Synergistically promoted proton conduction of proton exchange membrane by phosphoric acid functionalized carbon nanotubes and graphene oxide

One dimensional (1D) and two dimensional (2D) nanomaterials with suitable functional groups possess great potential as proton conduction accelerators due to their long-range proton conductive feature. Herein, two outstanding proton conduction accelerators, phosphoric acid functionalized 1D carbon nanotubes and 2D graphene oxide (PCNT and PGO) were prepared, and then incorporated into Nafion matrix to obtain the codoped proton exchange membrane (PEM). Compared with common sulfonation, phosphorylation exhibits the prospect of more efficient proton conduction due to the amphoteric characteristic, large hydration energy and polarizability of phosphoric acid group (-PO3H2). Introduction of PCNT and PGO provided extra excellent proton conductive sites and improved water retention capacity. More importantly, codoping of PCNT and PGO made their 1D and 2D proton conduction pathways combine as hierarchical proton conduction pathways for better interconnecting ionic clusters, which further generated synergistic effect to form more consecutive proton transfer channels in the codoped PEM, whose proton conductivity climbed to 0.282 S/cm under 90 degrees C, 95% RH, distinctly greater than that of the recast Nafion (0.130 S/cm).
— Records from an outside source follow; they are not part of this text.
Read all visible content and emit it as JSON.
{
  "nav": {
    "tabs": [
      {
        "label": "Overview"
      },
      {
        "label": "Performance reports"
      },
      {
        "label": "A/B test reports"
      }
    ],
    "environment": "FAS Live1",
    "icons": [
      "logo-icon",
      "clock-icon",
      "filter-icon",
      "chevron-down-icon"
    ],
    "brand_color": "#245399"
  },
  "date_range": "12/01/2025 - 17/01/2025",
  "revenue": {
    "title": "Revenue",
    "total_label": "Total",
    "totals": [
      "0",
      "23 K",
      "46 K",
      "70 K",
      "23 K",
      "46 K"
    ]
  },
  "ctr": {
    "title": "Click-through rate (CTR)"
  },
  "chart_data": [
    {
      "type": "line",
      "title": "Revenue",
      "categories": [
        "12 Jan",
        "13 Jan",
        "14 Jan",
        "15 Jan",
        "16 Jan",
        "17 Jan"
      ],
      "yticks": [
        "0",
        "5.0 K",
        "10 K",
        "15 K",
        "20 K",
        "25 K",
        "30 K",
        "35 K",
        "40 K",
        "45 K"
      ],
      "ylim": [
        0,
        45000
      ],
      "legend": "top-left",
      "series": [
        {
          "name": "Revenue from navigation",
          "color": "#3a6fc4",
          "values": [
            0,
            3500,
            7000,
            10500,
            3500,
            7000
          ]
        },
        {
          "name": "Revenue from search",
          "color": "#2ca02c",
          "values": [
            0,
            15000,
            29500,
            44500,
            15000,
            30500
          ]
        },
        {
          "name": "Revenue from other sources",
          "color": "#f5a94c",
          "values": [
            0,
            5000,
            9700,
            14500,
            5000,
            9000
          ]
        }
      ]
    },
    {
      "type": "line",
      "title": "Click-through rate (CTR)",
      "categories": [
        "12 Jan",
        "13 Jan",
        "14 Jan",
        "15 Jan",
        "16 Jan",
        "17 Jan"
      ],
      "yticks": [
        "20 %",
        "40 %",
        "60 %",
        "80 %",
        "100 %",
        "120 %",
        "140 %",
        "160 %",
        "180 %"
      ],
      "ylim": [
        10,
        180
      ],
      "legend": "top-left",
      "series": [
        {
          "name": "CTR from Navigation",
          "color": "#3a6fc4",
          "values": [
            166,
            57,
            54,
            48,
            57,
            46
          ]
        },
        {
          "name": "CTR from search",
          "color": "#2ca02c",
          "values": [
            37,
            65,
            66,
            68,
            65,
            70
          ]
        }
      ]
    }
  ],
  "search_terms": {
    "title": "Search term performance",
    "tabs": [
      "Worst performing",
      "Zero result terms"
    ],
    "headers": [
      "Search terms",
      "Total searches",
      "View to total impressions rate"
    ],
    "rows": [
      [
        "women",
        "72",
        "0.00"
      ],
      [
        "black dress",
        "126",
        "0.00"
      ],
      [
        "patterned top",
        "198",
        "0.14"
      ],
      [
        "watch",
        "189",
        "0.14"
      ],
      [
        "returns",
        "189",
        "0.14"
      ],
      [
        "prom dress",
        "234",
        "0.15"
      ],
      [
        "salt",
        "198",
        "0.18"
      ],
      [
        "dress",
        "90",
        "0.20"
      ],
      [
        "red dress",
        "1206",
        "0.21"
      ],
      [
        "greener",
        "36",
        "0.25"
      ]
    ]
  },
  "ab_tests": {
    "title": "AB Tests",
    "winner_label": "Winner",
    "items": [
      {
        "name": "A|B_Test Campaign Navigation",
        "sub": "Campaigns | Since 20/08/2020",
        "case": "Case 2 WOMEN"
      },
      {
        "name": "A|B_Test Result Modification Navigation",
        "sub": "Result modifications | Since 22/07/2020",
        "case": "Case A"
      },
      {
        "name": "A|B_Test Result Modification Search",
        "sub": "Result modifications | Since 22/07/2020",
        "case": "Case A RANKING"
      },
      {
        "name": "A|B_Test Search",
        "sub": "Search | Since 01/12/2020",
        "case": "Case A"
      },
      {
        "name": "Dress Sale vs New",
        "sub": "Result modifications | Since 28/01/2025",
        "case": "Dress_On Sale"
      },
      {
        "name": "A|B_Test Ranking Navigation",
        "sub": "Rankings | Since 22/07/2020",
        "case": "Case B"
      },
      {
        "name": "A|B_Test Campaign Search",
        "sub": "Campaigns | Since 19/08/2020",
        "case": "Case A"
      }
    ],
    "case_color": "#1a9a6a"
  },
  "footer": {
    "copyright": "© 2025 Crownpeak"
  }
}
Meanwhile, the codoped PEM attained a peak power density of 493.8 mW/cm2, which was approximately 72% larger than that of the recast Nafion (286.8 mW/cm2).

Automated summary

This study investigated the potential of one-dimensional and two-dimensional nanomaterials as proton conduction accelerators. Functionalized nanotubes and graphene oxide showed improved proton conductivity and enhanced proton transfer pathways in the codoped proton exchange membrane, leading to significant enhancement in proton conductivity and peak power density.